Ainsi se dégage une nouvelle figure de paysan, celle de paysan - chercheur. L’agriculture biologique exige en effet une haute technicité en harmonie avec les lois de la nature. Un autre horizon entrecroise des pratiques et des réflexions à la mesure d’enjeux aussi bien locaux que planétaires.



C’est en ces termes que nous présentons Un autre horizon (57 minutes, 2010)au dos de la jaquette du DVD. Pour organiser notre film, nous voulions partir des questions posées à la recherche – en agriculture biologique et en biodynamie – par les producteurs eux-mêmes. Des questions auxquelles ils apportent des éléments de réponse sur le terrain (d’où la figure du paysan -chercheur) en liaison avec des chercheurs de profession, souvent en rupture institutionnelle (rupture qu’ils n’ont pas cherchée mais qui leur fut imposée par les orientations institutionnelles de la recherche). Nous voulions montrer que la recherche part du terrain et y retourne. Il n’existe pas de séparation. La production et l’expérimentation ont partie liée.
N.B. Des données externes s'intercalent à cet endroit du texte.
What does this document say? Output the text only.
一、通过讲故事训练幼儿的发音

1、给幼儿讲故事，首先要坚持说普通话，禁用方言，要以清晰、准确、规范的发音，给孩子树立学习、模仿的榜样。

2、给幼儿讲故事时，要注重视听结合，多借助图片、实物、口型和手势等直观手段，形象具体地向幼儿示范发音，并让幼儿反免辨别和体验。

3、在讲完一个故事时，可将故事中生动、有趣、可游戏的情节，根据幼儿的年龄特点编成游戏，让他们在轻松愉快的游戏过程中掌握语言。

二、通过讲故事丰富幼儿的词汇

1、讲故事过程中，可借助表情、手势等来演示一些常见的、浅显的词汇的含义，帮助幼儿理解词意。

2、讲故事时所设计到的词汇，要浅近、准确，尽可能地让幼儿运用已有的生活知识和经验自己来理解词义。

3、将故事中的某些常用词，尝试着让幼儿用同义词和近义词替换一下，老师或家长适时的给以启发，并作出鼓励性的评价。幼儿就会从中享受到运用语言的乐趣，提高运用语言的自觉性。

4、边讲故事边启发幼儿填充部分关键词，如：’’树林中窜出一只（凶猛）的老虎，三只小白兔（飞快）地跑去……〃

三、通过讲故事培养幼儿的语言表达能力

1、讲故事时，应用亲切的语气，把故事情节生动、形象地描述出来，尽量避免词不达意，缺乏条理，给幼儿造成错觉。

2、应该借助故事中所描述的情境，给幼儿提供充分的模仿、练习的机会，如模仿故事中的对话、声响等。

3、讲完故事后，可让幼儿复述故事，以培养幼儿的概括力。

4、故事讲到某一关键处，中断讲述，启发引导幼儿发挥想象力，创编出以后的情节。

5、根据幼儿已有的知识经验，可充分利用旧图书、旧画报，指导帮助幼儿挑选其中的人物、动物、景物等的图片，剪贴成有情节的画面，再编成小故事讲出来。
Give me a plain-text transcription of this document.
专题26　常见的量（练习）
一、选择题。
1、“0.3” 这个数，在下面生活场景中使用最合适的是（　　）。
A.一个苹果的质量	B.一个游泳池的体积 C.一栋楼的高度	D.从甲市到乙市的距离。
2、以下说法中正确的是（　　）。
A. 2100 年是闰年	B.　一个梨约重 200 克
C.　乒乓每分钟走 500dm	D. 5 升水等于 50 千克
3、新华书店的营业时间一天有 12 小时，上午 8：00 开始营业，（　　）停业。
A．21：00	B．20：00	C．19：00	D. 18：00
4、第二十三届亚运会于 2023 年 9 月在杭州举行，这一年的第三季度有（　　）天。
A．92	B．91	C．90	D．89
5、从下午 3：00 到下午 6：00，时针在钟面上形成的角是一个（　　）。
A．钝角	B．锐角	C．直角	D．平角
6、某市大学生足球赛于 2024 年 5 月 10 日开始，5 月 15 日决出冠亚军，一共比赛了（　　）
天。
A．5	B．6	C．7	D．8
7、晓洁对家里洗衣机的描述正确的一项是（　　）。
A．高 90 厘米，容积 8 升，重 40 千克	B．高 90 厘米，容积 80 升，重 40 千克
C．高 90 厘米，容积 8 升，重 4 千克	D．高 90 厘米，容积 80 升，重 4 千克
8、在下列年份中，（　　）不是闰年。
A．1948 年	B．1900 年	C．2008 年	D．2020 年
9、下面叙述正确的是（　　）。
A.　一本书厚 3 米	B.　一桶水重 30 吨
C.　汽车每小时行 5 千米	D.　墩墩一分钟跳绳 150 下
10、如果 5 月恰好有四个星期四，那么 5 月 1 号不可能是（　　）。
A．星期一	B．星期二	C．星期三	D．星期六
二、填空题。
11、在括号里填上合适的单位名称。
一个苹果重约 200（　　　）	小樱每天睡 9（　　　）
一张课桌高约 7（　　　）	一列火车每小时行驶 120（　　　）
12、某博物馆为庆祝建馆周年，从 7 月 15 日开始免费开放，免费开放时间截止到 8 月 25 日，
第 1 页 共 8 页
Notre problème en tant que cinéastes était de trouver une forme de montage qui soit susceptible de matérialiser cette unité entre le terrain et la recherche. Il s’agissait par conséquent de partir de situations concrètes (toute parole filmée problématiserait des questions rencontrées sur le terrain) et d’éliminer toute voix off de surplomb comme de liaison. Nous voulions pouvoir passer d’un type d’agriculture à un autre, de l’agriculture à la viticulture en rendant sensible et intelligible le fait que les problèmes qui s’y posent en matière de fertilisation des sols et de protection des cultures y sont à la fois différents et identiques. Le film témoignerait de rencontres déjà effectives et, par son montage, en créerait de nouvelles.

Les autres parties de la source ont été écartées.